A fare da cornice al prestigioso rendez-vous con le auto del “cavallino rampante” ci ha pensato una dimora all’altezza di tanto splendore: Casa Maria Luigia. Qui gli ospiti hanno potuto godere dell’ospitalità d’eccellenza di Massimo Bottura e Lara Gilmore, che si sono spesi al meglio per sigillare il pacchetto nel segno dell’eccellenza.
Come di solito accade in eventi del genere, non è stato facile per i giurati scegliere le auto vincenti. L’estremo valore del parterre, infatti, avrebbe spinto a premiare ogni modello presente, ma una selezione andava fatta.

Gli onori della gloria sono andati a una Ferrari F50 del 1997, a una 375 MM Coupè Ghia del 1954, a una straordinaria 330 P4 del 1967 e a una F2007 del 2007. Per loro i premi più importanti.
Di notevole valore emotivo il passaggio delle vetture a Modena e sulle colline di Maranello. Nei tre giorni di svolgimento della manifestazione, i collezionisti e i partecipanti hanno potuto assaporare in pieno il fascino della Dolce Vita, tra esperienze gastronomiche, vini di qualità, arte contemporanea, clima gradevole e atmosfere di grande romanticismo.
L’edizione 2026 di Cavallino Classic Modena ha avuto tutti gli ingredienti migliori per una miscela di grande successo, entrata nel cuore di ogni protagonista. Il rendez-vous emiliano è stato, ancora una volta, un omaggio alle origini del mito e alla passione nei suoi confronti.
Insieme alle Ferrari prima menzionate, destinatarie dei premi più importanti del Concorso d’Eleganza, anche altre “rosse” sono state scelte dai giurati per le classi “minori”. Segue la lista completa dei riconoscimenti assegnati.
Ferrari vincitrici Concorso d’Eleganza Cavallino Classic Modena 2026

- Best of Show Finest Competition Ferrari – (1967) 330 P4 #0856
- Best of Show Finest GT Ferrari – (1954) 375 MM Coupè Ghia #0476 AM
- Best of Show Finest Ferrari Classiche Certified – (1997) F50 #106610
- The Chairman’s Award – (2007) F2007 #259
Gli altri premi consegnati alla cerimonia di sabato sera sono stati:
Best in class
- The Modern V12s – (2000) 456M GT #120789
- The Early Racers – (1958) 250 GT Berlinetta #0899GT
- The Early V12s – (1954) 250 Europa #0349
- The V12s of the Dolce Vita – (1965) 275 GTB #07971
- The V8s – (1985) 308 GTS QV #55485
- Supercars – (1990) F40 #88932
- The Dino Family – (1973) Dino 246 GTS #05432
- People’s Choice Award – (1958) 250 GT Berlinetta “Tour de France” #0899 GT
- Best Ferrari Sound – (1995) 412 T2 #161
- Preservation Award – (1972) 365 GTB/4 “Daytona” #16047
- Restoration Award – (1985) “288” GTO #57477
- Cavallino Magazine Award – (2006) 599 GTB Fiorano #146882
- The Spirit of Sally Award – (1994) F355 Berlinetta #100748
A questi riconoscimenti vanno aggiunti gli 11 Platinum Award assegnati ad altrettante Ferrari protagoniste di Cavallino Classic Modena 2026.
Non solo momenti statici per l’evento: le protagoniste a quattro ruote si sono mostrate anche in movimento, concedendo nel pomeriggio del sabato un’emozionante parata per le vie del centro storico di Modena, con arrivo al Museo Enzo Ferrari.
Il tributo è proseguito il giorno dopo tra Maranello e le colline circostanti, sulle stesse strade percorse dai collaudatori del marchio per lo sviluppo e la validazione dei modelli.
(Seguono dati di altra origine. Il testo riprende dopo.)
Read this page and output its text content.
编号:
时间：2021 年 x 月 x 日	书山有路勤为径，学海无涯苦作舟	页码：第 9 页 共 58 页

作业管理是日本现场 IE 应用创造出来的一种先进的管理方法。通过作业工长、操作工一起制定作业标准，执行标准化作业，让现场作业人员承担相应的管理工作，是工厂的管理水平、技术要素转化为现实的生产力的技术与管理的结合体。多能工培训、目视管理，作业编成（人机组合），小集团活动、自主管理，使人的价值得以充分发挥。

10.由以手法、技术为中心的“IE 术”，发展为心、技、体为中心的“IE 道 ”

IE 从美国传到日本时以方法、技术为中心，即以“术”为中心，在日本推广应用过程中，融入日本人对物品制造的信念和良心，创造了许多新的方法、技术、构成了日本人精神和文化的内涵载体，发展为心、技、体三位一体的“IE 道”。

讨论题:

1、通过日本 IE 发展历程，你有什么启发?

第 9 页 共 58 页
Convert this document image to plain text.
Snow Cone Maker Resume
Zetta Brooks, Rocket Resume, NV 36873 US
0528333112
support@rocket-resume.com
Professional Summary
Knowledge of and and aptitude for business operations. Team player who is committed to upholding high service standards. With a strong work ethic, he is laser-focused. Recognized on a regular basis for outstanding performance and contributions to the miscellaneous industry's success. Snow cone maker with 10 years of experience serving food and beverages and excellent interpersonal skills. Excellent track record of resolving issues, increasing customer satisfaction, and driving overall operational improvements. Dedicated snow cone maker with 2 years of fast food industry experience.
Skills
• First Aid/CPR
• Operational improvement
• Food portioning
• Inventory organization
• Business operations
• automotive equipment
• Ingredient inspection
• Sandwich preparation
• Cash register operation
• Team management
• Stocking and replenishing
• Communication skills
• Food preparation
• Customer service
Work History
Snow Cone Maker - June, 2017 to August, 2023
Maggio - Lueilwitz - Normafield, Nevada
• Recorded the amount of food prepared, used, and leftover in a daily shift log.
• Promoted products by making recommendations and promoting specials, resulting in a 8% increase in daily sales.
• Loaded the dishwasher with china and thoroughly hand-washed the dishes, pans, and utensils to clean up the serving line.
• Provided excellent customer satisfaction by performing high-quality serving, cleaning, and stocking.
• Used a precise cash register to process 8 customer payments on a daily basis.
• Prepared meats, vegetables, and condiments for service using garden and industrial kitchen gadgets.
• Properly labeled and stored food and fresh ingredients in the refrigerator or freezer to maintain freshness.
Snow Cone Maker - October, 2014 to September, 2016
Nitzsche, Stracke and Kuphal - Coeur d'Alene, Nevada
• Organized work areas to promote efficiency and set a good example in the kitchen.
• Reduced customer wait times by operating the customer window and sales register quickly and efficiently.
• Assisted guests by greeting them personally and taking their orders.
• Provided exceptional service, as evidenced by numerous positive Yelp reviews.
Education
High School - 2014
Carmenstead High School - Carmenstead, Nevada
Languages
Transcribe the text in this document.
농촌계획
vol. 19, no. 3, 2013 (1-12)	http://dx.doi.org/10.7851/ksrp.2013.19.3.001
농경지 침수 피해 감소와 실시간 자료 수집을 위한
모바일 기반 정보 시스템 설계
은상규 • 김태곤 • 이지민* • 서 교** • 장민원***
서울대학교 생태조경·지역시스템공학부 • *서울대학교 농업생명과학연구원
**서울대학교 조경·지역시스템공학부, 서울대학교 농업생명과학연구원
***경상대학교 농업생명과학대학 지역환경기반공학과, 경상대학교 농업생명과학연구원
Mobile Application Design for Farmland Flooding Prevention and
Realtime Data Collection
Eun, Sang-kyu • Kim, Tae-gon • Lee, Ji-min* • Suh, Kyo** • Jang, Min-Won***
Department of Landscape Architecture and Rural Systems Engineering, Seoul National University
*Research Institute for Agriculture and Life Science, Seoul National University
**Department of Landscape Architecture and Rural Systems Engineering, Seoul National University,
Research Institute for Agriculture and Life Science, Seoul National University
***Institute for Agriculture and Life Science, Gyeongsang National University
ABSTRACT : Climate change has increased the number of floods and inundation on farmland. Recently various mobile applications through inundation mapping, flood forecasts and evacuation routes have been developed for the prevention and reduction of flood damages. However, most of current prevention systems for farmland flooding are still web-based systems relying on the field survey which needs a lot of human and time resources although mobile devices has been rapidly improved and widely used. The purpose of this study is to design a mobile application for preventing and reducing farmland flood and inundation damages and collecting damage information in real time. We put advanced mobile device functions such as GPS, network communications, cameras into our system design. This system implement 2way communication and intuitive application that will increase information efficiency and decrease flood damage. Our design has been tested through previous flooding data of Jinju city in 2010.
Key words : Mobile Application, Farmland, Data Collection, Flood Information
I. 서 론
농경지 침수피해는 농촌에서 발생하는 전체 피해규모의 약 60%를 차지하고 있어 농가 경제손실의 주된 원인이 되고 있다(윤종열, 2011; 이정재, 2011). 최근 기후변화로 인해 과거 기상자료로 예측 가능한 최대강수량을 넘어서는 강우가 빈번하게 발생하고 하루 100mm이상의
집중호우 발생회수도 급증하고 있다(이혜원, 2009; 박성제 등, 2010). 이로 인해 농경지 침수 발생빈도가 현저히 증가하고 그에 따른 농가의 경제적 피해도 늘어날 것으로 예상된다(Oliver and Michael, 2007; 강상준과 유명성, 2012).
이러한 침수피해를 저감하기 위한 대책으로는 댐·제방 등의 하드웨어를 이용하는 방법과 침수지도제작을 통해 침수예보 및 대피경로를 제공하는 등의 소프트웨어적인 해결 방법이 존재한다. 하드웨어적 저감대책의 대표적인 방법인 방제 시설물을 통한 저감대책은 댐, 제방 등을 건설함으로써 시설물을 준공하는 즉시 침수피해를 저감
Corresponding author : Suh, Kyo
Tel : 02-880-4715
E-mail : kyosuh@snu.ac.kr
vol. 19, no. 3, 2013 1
Alla fine, l’arrivo a Casa Canossa, sede di Canossa Events (che organizza Cavallino Classic Modena), per un pranzo d’eccellenza firmato dallo chef stellato Andrea Incerti Vezzani.
Comprensibile la gioia di chi ha allestito l’evento, cui va il merito di aver portato lo spirito del concorso di Palm Beach dove tutto è cominciato, a Modena, città natale di Enzo Ferrari e patria della scuderia, ai tempi della liaison con l’Alfa Romeo. Ora si guarda già alla prossima edizione dell’evento, in programma nel 2027.